COUNT(tcp.dstport) basically just counts the number of times it has seen the
field tcp.dstport,
since thcp.dstport occurs exactly once in each tcp packet this is the same
as counting the number of tcp packet.
Note that other fields can occur more than once in a packet and COUNT will
count all occurences.
Try: COUNT(tcp.analysis.retransmission) which will count and plot all
retransmitted segments, or
COUNT(tcp.analysis.duplicate_ack) which will count the number of duplicate
acks and plot them over time.
SUM(field) will find all the occurences of the field 'field' and will add
their values up together and plot the sum of all these
values.
Note that some of these fields can occur multiple times inside one packet.

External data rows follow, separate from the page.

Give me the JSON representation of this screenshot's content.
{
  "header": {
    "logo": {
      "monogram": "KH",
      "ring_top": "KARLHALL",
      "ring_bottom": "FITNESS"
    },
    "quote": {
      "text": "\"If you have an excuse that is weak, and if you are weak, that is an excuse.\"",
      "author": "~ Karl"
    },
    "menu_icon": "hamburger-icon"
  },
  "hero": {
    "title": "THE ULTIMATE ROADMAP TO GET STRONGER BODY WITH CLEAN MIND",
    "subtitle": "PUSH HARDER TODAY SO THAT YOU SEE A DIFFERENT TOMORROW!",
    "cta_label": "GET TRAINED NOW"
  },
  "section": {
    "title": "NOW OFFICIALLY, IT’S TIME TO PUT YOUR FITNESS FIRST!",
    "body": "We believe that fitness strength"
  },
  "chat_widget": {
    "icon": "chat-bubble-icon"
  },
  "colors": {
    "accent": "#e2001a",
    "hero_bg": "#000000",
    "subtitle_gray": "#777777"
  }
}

Try:SUM(tcp.len) which will find all fields of type tcp.len (length of the
tcp payload data) and sum them together, then it will plot
this sumemd value. Can be used as in this example to plot how many payload
bytes are transferred across TCP.
----- Original Message -----
From: keith.french
Sent: Tuesday, April 06, 2004 12:38 AM
Subject: [Ethereal-users] IO Graphs - SUM & Count
In Ethereal Ver 0.10.3 if you display the IO Graph and use the Advanced
option on the Y axis, the manual doesn't seem to explain what the SUM &
COUNT options are trying to do. As an example if you set the filter on the
graph to:-
(ip.src == 128.101.80.131) && (tcp.dstport == 33543)
and the COUNT to:-
tcp.dstport
I assume the graph just plots the number of TCP packets whose destination
port is set to 33543 from IP address 128.101.80.131 against time?
If you now change the same graph from COUNT to SUM with the filter & fields
the same as before, what is this plotting?